His visit to the Yasukuni Shrine is a calculated rebuff to those in Japan who seek better diplomatic relations and warms the hearts of those who want Japan to be a major military power and jettison any constitutional restraints preventing this.
The Yasukuni Shrine does not serve the same purpose as Arlington National Cemetery in the United States, or the Cenotaph in the United Kingdom. No bodies are buried at Yasukuni Shrine. Japan's head of state refuses to visit. Indeed, no emperor has set foot inside the shrine since 1975, three years before the souls of war criminals were interred there by Shinto priests. News of the enshrinement was kept quiet for months.
The late emperor Hirohito refused to go there after convicted war criminals, seven of whom were hanged, were secretly enshrined in 1978, joining about 2.5 million other Japanese who died in battle in the 19th and 20th centuries.
Hirohito had paid his respects at Yasukuni eight times after the war but made his final visit in 1975 by which time, according to palace documents, he became disillusioned with the way the shrine was being managed and what it was trying to represent.
His son, Emperor Akihito, has never visited.
Japan does have a national cemetery, with the remains of the war dead, in Chidorigafuchi, just up the road from Yasukuni. Few politicians visit.
Yasukuni has a specific role: It pays homage to, and celebrates, unapologetic militarism.
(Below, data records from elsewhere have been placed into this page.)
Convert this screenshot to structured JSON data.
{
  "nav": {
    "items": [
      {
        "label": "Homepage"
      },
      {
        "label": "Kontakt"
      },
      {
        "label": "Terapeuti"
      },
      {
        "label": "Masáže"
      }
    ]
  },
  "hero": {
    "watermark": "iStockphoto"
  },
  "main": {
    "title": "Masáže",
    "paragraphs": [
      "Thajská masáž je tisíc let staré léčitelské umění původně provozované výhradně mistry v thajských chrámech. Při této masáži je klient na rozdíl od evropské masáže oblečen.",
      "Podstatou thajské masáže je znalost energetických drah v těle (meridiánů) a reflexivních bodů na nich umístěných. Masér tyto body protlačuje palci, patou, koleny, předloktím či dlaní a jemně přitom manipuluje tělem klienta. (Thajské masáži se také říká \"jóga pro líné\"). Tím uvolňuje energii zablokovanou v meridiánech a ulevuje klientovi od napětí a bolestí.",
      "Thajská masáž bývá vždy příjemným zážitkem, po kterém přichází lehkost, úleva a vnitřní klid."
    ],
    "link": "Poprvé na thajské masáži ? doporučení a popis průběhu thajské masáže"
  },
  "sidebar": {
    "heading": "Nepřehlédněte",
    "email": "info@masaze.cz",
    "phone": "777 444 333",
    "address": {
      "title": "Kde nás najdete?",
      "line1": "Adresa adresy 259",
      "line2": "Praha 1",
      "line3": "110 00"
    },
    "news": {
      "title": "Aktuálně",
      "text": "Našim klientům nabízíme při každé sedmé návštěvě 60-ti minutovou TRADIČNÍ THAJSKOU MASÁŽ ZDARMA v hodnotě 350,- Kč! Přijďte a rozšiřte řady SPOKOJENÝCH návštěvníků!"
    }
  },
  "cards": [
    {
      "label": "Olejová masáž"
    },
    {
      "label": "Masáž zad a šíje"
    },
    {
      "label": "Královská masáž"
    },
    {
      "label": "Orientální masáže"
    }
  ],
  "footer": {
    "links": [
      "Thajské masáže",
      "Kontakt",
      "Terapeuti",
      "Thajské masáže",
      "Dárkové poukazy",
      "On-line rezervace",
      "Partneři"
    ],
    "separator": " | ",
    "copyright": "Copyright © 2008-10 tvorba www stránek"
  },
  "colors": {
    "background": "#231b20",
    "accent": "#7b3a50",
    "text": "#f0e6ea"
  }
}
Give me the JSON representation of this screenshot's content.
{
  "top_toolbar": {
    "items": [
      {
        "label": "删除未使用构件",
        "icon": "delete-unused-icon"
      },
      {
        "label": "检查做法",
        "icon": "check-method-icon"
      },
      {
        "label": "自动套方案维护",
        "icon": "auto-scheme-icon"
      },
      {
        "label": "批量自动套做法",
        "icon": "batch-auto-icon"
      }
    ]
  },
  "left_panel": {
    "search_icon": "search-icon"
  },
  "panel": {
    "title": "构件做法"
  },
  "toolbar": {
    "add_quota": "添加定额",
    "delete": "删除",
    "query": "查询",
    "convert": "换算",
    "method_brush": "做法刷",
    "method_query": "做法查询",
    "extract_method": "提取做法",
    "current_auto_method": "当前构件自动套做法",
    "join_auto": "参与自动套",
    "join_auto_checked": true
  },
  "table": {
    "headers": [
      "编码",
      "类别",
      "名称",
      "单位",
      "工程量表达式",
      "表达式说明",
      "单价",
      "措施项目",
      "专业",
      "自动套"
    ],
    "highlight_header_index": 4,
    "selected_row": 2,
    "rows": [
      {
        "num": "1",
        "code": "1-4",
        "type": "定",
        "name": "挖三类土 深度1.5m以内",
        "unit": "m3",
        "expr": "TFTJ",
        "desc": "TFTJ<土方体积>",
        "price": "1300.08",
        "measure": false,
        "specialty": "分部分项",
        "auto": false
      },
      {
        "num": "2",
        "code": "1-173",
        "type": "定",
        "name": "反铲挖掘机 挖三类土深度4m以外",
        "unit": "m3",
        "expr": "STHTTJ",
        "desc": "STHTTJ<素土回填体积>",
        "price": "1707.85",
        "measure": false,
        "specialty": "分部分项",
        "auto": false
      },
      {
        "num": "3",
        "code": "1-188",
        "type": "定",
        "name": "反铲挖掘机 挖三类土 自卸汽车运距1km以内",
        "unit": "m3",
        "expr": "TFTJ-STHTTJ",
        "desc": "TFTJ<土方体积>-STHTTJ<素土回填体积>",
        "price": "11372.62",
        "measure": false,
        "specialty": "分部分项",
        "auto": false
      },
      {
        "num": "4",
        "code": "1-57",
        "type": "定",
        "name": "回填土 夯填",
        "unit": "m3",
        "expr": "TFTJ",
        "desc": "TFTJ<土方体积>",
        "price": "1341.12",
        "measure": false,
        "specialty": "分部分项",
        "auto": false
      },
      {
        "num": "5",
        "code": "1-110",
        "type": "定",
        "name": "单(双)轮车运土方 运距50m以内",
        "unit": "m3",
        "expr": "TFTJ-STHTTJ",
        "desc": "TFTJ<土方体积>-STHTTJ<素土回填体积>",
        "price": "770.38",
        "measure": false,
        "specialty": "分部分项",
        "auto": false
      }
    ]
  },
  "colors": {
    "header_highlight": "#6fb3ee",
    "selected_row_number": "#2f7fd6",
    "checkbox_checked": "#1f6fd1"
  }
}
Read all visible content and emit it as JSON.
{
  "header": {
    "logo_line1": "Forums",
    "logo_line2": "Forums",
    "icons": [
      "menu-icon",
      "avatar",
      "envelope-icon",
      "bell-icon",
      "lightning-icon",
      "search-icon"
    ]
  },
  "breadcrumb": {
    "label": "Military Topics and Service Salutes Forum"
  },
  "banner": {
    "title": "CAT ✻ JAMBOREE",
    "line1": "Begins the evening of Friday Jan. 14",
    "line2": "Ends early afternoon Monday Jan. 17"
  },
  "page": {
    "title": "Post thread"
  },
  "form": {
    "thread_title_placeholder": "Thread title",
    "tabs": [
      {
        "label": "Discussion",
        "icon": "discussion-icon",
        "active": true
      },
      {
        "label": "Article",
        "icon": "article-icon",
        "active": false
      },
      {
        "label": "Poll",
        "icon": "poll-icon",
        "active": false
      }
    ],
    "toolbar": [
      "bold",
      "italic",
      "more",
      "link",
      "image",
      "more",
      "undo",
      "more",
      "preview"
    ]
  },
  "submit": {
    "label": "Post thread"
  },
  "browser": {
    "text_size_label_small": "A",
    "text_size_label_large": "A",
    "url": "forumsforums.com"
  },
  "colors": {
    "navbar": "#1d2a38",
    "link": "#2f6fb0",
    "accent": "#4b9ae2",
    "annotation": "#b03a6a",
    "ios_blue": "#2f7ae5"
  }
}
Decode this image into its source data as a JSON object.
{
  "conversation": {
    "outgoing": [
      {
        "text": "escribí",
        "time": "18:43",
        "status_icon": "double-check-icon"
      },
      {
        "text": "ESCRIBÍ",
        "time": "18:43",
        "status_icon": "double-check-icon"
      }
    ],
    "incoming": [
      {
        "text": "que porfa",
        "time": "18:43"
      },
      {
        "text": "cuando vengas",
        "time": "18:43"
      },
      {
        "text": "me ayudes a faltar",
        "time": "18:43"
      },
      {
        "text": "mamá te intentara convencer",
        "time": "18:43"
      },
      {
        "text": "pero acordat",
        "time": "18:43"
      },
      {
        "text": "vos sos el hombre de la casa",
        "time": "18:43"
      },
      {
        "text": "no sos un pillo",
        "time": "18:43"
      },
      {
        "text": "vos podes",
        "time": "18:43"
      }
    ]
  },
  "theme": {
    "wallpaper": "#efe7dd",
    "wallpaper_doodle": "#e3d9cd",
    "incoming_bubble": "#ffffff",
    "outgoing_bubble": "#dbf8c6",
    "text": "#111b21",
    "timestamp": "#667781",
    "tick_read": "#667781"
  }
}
This piece of Tokyo real estate, close to the Imperial Palace, with its broad avenue lined by cherry blossom trees, is considered holy ground by extreme nationalists.
It is a shrine dedicated to glorifying war, empire and unrepentant militarism.
It is a privately run shrine that enjoys the close patronage of the Japan Association of War Bereaved. The association has, and continues to enjoy, close ties to the governing Liberal Democratic Party.
The Yushukan museum, attached to the shrine, is a land of make-believe for militarists. It claims that Japan was forced into war by the US, and that Tokyo waged an honorable campaign to free Asia from white European colonialism. This time frame, conveniently, leaves out the rapacious behavior of Japanese troops in China before Pearl Harbor.
A Zero fighter aircraft greets visitors at the museum's entrance. No mention is made of the Nanjing Massacre or the razing of Manila. A giant mural depicts the Battle of Tokyo Bay. No battle ever took place.
During World War II, a ballad popular with Japanese troops heading off to fight had the following refrain: "You and I are cherry blossoms of the same year. Even if we're far apart when our petals fall, we'll bloom again in the treetops of Yasukuni Shrine."
Abe is nurturing the roots of those cherry blossom trees.
The author is a senior copy editor of China Daily.